Кто призывает вас к войне?
Марти: «Но довольно слов. Пусть встанет из глубины наших израненных сердец непоколебимая любовь к Родине, без которой не может быть счастлив человек. Вы слышите? Родина зовет нас, она стонет, на наших глазах ее насилуют, заражают, развращают, разрывают на куски. Так поднимемся же все сразу, в могучем порыве сердец, и пусть торжеству Свободы не угрожают междоусобные распри, чрезмерная медлительность или излишняя поспешность. Поднимемся во имя настоящей Республики, которую мы, люди справедливости и труда, сумеем сохранить. Поднимемся, чтобы успокоились души павших героев, которые бродят по миру, опозоренные и одинокие. Поднимемся для того, чтобы наши дети могли спокойно жить и умереть на родной земле. И напишем вокруг звезды на нашем новом знамени девиз торжествующей любви: „Со всеми и для блага всех!”»
Тема «звезды» – вслед за Хосе Марти – стала неизменным компонентом воззваний, программ, манифестов, личных раздумий, стихов и художественной прозы мыслителей, писателей, поэтов и политиков. Ее передают из поколения в поколение последователи Марти, чей авторитет выдающегося мыслителя и революционера с годами только растет – на каждом крутом повороте судьбы не только Кубы, но и Латинской Америки, которую он называл не иначе, как «наша Америка», видя в ней щит хищным амбициям Вашингтона.
Тема «звезды» для меня – не обращение к высокому слогу, которым часто в общении между собой и в письмах близким пользовались экспедиционеры, готовясь к исполнению своего жертвенного долга. «Звезда» будоражит мысли и чувства каждого, кто душой прикоснулся к драматической эпопее «Гранмы», преодолевшей бурные волны Карибского моря с одной лишь целью: дать кубинцам еще один шанс вознестись от ярма к Звезде. «Звездный» образ Кубы взволновал сердце и выдающегося чилийца, поэта Пабло Неруды, и из самых его глубин родились неувядающие строки:
Был остров черным, словно траур скорби,
но развернули свет они, как знамя.
Одна заря могла быть их оружьем,
но и она дремала под землею.
Тогда они начать решили молча
свою борьбу, к своей звезде дорогу.
Пабло Неруда
«Песнь о подвиге», отрывок из которой я привела в переводе Семена Кирсанова, стала едва ли не первой пальмовой ветвью, которую вплела Южная Америка в лавровый венок сонетов в честь победы Кубинской революции, в честь Фиделя и его соратников, героев-мучеников Монкады и «Гранмы». Убежденный коммунист Неруда, возможно, был первым вестником поэтического слова и политической мысли мятежной Латинской Америки, с кем встретился Фидель Кастро. Необычны и обстоятельства этой встречи, состоявшейся в ходе блицвизита вождя Кубинской революции в Венесуэлу через две недели после вступления в Гавану Повстанческой армии.
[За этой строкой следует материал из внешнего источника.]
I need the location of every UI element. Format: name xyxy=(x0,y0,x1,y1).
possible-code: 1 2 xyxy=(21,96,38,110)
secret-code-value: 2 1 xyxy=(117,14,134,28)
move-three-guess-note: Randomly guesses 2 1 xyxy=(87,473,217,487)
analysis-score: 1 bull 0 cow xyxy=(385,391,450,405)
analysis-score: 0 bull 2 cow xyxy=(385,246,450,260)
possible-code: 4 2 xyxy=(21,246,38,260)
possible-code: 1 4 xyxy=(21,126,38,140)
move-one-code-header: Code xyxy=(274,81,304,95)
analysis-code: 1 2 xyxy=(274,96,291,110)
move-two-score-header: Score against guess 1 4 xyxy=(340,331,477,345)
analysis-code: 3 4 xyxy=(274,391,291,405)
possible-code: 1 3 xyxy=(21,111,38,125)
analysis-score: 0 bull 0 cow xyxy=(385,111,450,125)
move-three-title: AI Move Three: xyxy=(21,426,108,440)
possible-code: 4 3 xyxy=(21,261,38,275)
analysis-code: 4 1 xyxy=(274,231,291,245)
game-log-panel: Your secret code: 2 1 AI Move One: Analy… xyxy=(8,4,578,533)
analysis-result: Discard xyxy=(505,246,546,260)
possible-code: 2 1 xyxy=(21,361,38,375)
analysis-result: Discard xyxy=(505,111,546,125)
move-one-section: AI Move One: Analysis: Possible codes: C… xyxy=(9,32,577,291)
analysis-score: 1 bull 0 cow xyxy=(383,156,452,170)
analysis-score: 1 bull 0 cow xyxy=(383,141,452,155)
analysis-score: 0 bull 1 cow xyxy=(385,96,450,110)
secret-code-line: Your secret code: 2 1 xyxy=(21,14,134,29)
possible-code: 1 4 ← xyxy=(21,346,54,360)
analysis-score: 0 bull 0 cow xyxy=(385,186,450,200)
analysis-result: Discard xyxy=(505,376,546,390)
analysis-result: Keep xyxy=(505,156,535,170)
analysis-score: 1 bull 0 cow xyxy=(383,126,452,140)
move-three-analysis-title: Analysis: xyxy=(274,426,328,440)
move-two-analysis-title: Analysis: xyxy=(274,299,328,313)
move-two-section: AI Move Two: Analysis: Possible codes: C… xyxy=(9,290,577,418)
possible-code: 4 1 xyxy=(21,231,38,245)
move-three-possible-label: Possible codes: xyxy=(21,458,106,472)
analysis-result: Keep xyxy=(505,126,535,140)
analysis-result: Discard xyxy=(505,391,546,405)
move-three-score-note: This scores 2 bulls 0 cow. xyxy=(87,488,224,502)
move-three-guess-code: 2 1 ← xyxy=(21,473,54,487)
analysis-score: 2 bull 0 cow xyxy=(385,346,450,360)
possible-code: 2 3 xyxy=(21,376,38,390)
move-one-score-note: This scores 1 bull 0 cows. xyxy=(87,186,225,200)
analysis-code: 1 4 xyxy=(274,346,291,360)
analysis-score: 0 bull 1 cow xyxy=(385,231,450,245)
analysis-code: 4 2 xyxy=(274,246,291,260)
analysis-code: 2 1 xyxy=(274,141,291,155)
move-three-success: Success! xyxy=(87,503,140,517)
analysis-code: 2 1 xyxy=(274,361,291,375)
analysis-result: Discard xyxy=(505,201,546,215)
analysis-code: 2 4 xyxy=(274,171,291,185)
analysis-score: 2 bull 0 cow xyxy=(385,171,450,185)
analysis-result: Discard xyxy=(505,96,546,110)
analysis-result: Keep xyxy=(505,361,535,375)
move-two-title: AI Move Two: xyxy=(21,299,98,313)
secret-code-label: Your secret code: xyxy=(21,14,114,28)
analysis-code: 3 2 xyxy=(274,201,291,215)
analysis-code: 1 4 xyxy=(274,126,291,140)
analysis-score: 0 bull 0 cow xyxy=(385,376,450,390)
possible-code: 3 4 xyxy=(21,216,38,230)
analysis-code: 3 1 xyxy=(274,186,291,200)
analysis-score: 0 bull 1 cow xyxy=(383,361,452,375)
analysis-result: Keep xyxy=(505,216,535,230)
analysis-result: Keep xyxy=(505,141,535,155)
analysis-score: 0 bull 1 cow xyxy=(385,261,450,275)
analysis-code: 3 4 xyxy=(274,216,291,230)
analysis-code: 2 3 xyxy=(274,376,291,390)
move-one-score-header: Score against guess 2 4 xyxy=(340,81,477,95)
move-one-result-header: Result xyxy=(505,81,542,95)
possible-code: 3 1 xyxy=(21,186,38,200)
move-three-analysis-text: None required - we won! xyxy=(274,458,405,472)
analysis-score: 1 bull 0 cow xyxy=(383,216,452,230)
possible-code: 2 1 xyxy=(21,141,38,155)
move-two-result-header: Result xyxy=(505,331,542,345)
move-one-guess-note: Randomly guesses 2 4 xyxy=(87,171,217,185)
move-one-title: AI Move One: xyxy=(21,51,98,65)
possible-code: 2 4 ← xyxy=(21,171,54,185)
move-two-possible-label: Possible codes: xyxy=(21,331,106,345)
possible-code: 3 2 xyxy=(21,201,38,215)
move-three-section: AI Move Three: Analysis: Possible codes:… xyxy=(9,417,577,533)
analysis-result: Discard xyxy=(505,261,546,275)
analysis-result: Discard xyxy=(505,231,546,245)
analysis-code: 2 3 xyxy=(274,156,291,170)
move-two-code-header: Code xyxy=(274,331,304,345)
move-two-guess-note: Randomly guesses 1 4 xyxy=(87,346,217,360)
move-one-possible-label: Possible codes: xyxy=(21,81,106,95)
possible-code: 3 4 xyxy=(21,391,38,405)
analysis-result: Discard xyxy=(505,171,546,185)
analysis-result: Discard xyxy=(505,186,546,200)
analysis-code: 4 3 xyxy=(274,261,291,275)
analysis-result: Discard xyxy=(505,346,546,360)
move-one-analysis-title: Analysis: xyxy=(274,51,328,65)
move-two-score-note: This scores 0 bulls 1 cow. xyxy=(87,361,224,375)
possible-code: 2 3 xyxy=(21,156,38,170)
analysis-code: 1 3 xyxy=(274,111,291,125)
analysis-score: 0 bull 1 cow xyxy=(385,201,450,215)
Двести тысяч венесуэльцев, застыв в полном молчании (среди них и чилийский поэт), стояли на площади Эль Силенсио («молчание») в самом сердце Каракаса и внимали пламенной речи Фиделя. Лидер легендарных барбудос («бородачей») благодарил родину Боливара за помощь, за оружие, тайно поставлявшееся в Сьерра-Маэстра.
На площади не было нового, избранного незадолго до этого президента Венесуэлы Ромуло Бетанкура. Здесь он был явно лишним. Четырехчасовая речь Фиделя была посвящена его предшественнику – вице-адмиралу Вольфгангу Ларрасабалю и народу Венесуэлы, давшему истории Освободителя в лице одного из руководителей войны за независимость испанских колоний 1810—1826 гг. Симона Боливара. Стоило Фиделю по ходу своей речи упомянуть имя Бетанкура, как на «площадь молчания» обрушились свист, крики, ругательства, проклятия.
«С того самого дня Бетанкур, – пишет Неруда, – люто преследовал все то, что имело косвенное отношение к Фиделю Кастро или кубинской революции».
Что же касается меня как автора, то тема «звезды» вплетается в сюжет «Созвездия восьмидесяти двух».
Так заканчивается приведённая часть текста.